Membaca buku-buku Thesiger sangat menarik namun juga agak menyedihkan bagi saya. Thesiger mungkin terlalu ekstrim karena ia membenci semua teknologi termasuk kendaraan bermotor dan sangat pesimis karena tidak yakin dalam 100 tahun mendatang manusia masih dapat bertahan di planet bumi. Namun membaca bukunya dapat mengingatkan kita akan betapa banyaknya yang telah hilang dan rusak selama 30 tahun terakhir di alam sekeliling kita dan betapa sayangnya semua itu terjadi.
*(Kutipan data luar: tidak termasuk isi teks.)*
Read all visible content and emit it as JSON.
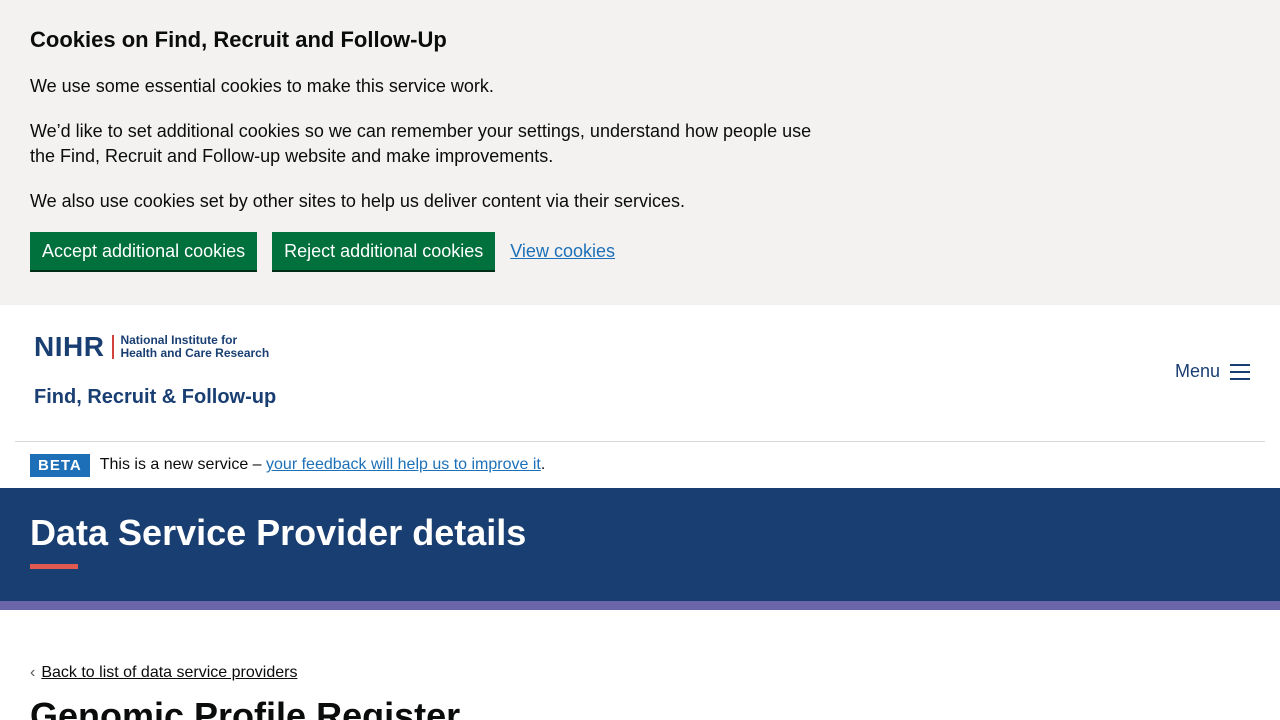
{
  "cookie_banner": {
    "title": "Cookies on Find, Recruit and Follow-Up",
    "para1": "We use some essential cookies to make this service work.",
    "para2": "We’d like to set additional cookies so we can remember your settings, understand how people use the Find, Recruit and Follow-up website and make improvements.",
    "para3": "We also use cookies set by other sites to help us deliver content via their services.",
    "accept_label": "Accept additional cookies",
    "reject_label": "Reject additional cookies",
    "view_label": "View cookies"
  },
  "header": {
    "logo_word": "NIHR",
    "logo_line1": "National Institute for",
    "logo_line2": "Health and Care Research",
    "service_name": "Find, Recruit & Follow-up",
    "menu_label": "Menu"
  },
  "beta": {
    "tag": "BETA",
    "text": "This is a new service –",
    "link": "your feedback will help us to improve it",
    "suffix": "."
  },
  "title_band": {
    "title": "Data Service Provider details"
  },
  "main": {
    "back_link": "Back to list of data service providers",
    "record_title": "Genomic Profile Register"
  },
  "colors": {
    "brand_navy": "#193e72",
    "button_green": "#00703c",
    "link_blue": "#1d70b8",
    "accent_red": "#e05a52",
    "stripe_purple": "#6b65a9"
  },
  "icons": {
    "menu": "hamburger-icon",
    "back": "chevron-left-icon"
  }
}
Saya jadi ingat kota-kota tempat saya tinggal sewaktu kecil dulu dan suasananya… betapa berbedanya dengan saat ini. Ketika saya ke Balikpapan, Puncak, Bandung, Malang, dan melihat Jakarta kini, seperti Thesiger, saya tidak merasa senang. Kesedihan itu mungkin karena banyak hal yang menurut saya seharusnya dipelihara atau dipertahankan telah hilang, khususnya keindahan alam, kesederhanaan kota-kota. Sehingga saya merasa sedih ketika melihat pohon bakau di pantai Balikpapan telah hilang, pohon pinus di Puncak hampir lenyap, Bandung menjadi macet, panas dan penuh toko, Malang semakin banyak mall, jalanan di Jakarta semakin padat dan kotor oleh kendaraan serta tepinya semakin penuh dengan bangunan kumuh, dan penduduk Indonesia semakin materialistis..
Hal lainnya yang dapat diambil dari buku Thesiger, mungkin kita perlu juga membuat dokumentasi alam dan kebudayaan suku-suku di Indonesia dengan rinci, sebelum mereka rusak atau punah ditelan modernisasi dan keserakahan masyarakat lainnya…
Sebagai penjelajah terkenal,Thesiger yang meninggal pada tahun 2003 dalam usia 93 tahun mendapakan gelar ksatria (Sir) dan pada tahun 1997 pernah berkunjung ke Abu Dhabi atas undangan raja Uni Emirat Arab serta bertemu kembali dengan teman-teman seperjalanannya selama di gurun Arab. Namun seperti ditulisnya, kesan yang diperoleh empat puluh tahun yang lalu tersebut tidak mungkin bisa kembali lagi, karena segalanya telah berubah… Teman suku Bedui tersebut dan gurun pasir Arab tidak sama lagi seperti dulu, mereka telah menjadi modern. Thesiger di masa tua juga tidak menjelajah lagi dan hidup tenang di sebuah kota suburb di Inggris.
Terlepas apakah Thesiger mendramatisir kesannya atas suku Bedui atau bangsa Irak selatan, seperti kita mendramatisir tenangnya hidup masyarakat desa pada zaman dahulu, buku ini tetaplah mengesankan.
Bacalah bukunya, buku kisah penjelajahan ini rasanya seperti puisi, karena menimbulkan banyak perasaan kehilangan bagi pembacanya.